Booknado 2016: March

Theme: A book you read as a youth but don’t remember


“I wanted you to see what real courage is, instead of getting the idea that courage is a man with a gun in his hand. It’s when you know you’re licked before you begin, but you begin anyway and see it through no matter what.” – Atticus Finch

The idea behind this month’s theme was to go back and re-read a classic, something that was read most likely out of obligation, but that one has no memory of.

This is something I like to do now and again, to read a book I read a long time ago and see if my opinion has changed. In this manner, I discovered that The Great Gatsby was really great, and how The Haunting of Hill House, which I had a mediocre opinion of the first time around, evolved into my favorite novel of all time.
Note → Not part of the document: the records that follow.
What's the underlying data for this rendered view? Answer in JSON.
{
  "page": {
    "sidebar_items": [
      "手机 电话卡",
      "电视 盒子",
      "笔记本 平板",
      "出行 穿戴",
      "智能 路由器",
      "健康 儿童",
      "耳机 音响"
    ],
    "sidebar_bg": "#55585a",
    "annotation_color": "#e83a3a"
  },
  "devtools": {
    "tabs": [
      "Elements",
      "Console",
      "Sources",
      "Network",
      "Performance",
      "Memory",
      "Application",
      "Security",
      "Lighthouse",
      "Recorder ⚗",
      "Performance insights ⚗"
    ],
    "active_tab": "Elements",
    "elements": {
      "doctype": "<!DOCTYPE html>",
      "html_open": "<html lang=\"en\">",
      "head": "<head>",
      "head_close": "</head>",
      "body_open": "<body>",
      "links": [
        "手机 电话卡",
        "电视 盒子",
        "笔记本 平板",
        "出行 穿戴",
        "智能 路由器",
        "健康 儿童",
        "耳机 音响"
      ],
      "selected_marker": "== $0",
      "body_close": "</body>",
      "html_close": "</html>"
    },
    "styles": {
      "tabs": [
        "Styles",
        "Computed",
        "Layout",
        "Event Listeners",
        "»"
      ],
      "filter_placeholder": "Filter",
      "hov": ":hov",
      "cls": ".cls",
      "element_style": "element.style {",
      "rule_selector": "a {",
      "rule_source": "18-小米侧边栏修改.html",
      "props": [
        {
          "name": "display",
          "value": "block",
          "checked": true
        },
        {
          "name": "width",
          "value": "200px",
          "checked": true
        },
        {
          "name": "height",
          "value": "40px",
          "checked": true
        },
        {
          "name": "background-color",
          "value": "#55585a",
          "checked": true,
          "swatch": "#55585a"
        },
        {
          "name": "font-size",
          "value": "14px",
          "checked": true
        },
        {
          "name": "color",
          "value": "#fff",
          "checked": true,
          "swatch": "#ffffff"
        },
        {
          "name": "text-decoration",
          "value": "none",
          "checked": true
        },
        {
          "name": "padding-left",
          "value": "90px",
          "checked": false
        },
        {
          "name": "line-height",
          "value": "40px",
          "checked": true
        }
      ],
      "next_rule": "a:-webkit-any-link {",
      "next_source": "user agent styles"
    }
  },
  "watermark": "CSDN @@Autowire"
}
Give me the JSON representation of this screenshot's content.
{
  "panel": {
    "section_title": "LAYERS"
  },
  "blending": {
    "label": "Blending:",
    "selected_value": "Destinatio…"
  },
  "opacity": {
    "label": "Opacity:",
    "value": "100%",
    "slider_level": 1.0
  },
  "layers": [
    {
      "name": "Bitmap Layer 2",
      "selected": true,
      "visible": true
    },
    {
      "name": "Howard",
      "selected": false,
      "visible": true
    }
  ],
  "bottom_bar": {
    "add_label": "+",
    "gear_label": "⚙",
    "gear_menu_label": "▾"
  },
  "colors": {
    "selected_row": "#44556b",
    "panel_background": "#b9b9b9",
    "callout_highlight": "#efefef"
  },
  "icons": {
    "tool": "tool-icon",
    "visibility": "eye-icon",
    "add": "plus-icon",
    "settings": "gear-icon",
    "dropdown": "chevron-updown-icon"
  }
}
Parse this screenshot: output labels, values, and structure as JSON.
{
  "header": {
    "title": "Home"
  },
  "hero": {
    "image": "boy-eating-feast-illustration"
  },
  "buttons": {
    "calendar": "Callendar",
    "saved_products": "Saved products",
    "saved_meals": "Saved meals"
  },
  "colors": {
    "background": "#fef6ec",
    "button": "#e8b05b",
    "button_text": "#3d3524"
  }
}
I had first encountered To Kill a Mockingbird in the same dreaded environment where most of us had: the 9th grade reading list. I couldn’t tell you how I felt about it the first time around, because I don’t remember. I was fourteen years old and more preoccupied with the social milieu than great literature. If I had been a more thoughtful youth, certainly the novel might have provoked some reflection on the implications of attending a high school with exactly two black students.

There are some criticisms to be lobbed at the novel for sure, oversimplifications and caricatures, morality painted in broad strokes, but the narrator is so compelling, so vivid in voice and observation, that it shames me to think how relevant the novel is to this day, how entrenched our implicit racism remains in white America, whether the boogeyman du jour is illegal immigrants or Muslims or lady presidents. The recent uproars over the #Blacklivesmatter movement and transgender bathroom rights are enough to implicate the insidious tenacity of ignorance and hatred.

The re-reading of this book was timed to roughly coincide with the release of Go Set a Watchman, but I’m ambivalent to read a book published under the cloud of the lingering question of if Harper Lee ever meant for the novel to be read. Curiosity will certainly kill that cat sooner or later.